What is the best mini PC for Proxmox?

The Minisforum MS-01 is the standout choice — dual 10 GbE SFP+, 2x 2.5 GbE, a PCIe 4.0 x16 slot, 3 NVMe slots, and up to 64 GB DDR5. It’s the only mini PC with proper expansion for a serious Proxmox setup. For budget options, the Beelink SER8 (Ryzen 7 8745H, 32 GB, 2.5 GbE) is solid but lacks PCIe expansion. For ultra-low-power, an N305-based mini PC handles lightweight Proxmox loads at under 15W idle.

How do I enable PCI passthrough on Proxmox?

  1. Enable VT-d (Intel) or AMD-Vi in your BIOS
  2. Add intel_iommu=on iommu=pt (or amd_iommu=on iommu=pt) to your GRUB kernel parameters in /etc/default/grub
  3. Run update-grub and reboot
  4. Verify with dmesg | grep -e DMAR -e IOMMU — look for “IOMMU enabled”
  5. Check IOMMU groups with find /sys/kernel/iommu_groups/ -type l
  6. Add the device to a VM in the Proxmox web UI under Hardware → Add → PCI Device

See our PCI passthrough section for Intel vs AMD differences and troubleshooting tips.

Is used server hardware worth it for Proxmox?

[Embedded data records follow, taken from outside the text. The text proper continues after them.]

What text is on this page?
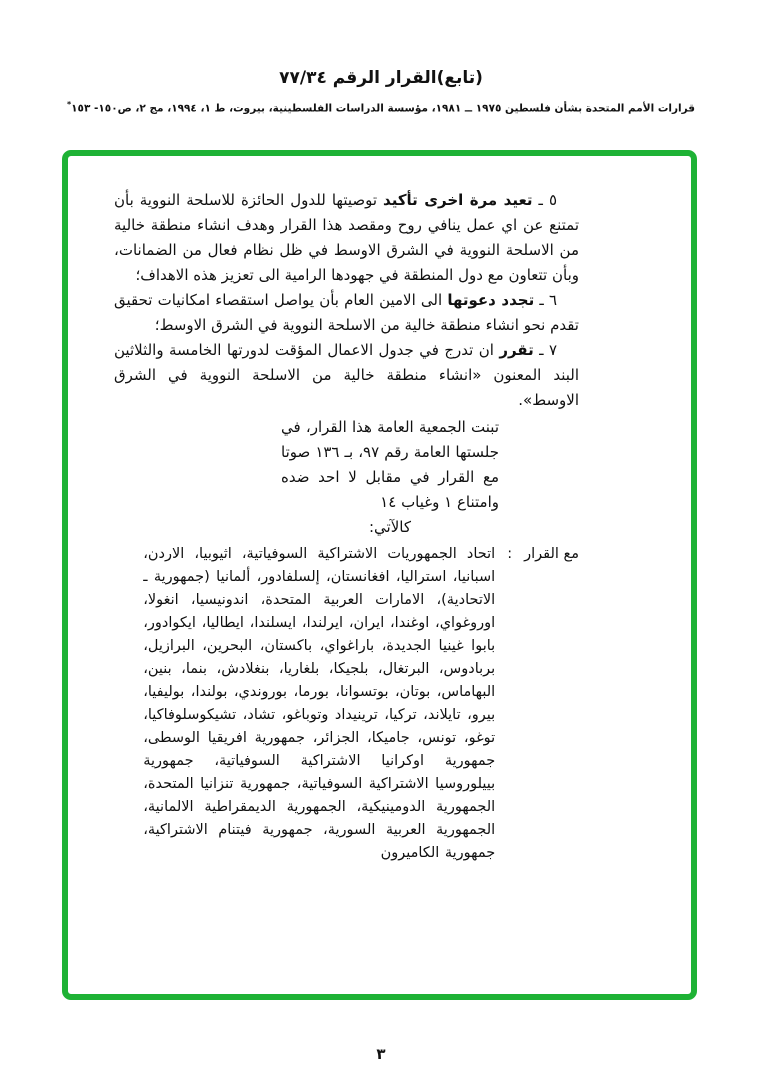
(تابع)القرار الرقم ٧٧/٣٤

قرارات الأمم المتحدة بشأن فلسطين ١٩٧٥ ــ ١٩٨١، مؤسسة الدراسات الفلسطينية، بيروت، ط ١، ١٩٩٤، مج ٢، ص١٥٠- ١٥٣*

٥ ـ تعيد مرة اخرى تأكيد توصيتها للدول الحائزة للاسلحة النووية بأن تمتنع عن اي عمل ينافي روح ومقصد هذا القرار وهدف انشاء منطقة خالية من الاسلحة النووية في الشرق الاوسط في ظل نظام فعال من الضمانات، وبأن تتعاون مع دول المنطقة في جهودها الرامية الى تعزيز هذه الاهداف؛

٦ ـ تجدد دعوتها الى الامين العام بأن يواصل استقصاء امكانيات تحقيق تقدم نحو انشاء منطقة خالية من الاسلحة النووية في الشرق الاوسط؛

٧ ـ تقرر ان تدرج في جدول الاعمال المؤقت لدورتها الخامسة والثلاثين البند المعنون «انشاء منطقة خالية من الاسلحة النووية في الشرق الاوسط».

تبنت الجمعية العامة هذا القرار، في جلستها العامة رقم ٩٧، بـ ١٣٦ صوتا مع القرار في مقابل لا احد ضده وامتناع ١ وغياب ١٤
كالآتي:
مع القرار:
اتحاد الجمهوريات الاشتراكية السوفياتية، اثيوبيا، الاردن، اسبانيا، استراليا، افغانستان، إلسلفادور، ألمانيا (جمهورية ـ الاتحادية)، الامارات العربية المتحدة، اندونيسيا، انغولا، اوروغواي، اوغندا، ايران، ايرلندا، ايسلندا، ايطاليا، ايكوادور، بابوا غينيا الجديدة، باراغواي، باكستان، البحرين، البرازيل، بربادوس، البرتغال، بلجيكا، بلغاريا، بنغلادش، بنما، بنين، البهاماس، بوتان، بوتسوانا، بورما، بوروندي، بولندا، بوليفيا، بيرو، تايلاند، تركيا، ترينيداد وتوباغو، تشاد، تشيكوسلوفاكيا، توغو، تونس، جاميكا، الجزائر، جمهورية افريقيا الوسطى، جمهورية اوكرانيا الاشتراكية السوفياتية، جمهورية بييلوروسيا الاشتراكية السوفياتية، جمهورية تنزانيا المتحدة، الجمهورية الدومينيكية، الجمهورية الديمقراطية الالمانية، الجمهورية العربية السورية، جمهورية فيتنام الاشتراكية، جمهورية الكاميرون
٣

Absolutely — used enterprise hardware is the best value for Proxmox. A used Dell PowerEdge T340 with Xeon E-2278G, 64 GB ECC, and hot-swap bays costs $400–$600 — comparable to a mid-range desktop but with ECC, iDRAC remote management, and 24/7-rated components. The tradeoff is higher power draw (60-90W idle vs 15-25W for a mini PC) and fan noise. For a quiet home setup, used OptiPlex or ThinkCentre are better. For a dedicated closet or garage, used servers are unbeatable.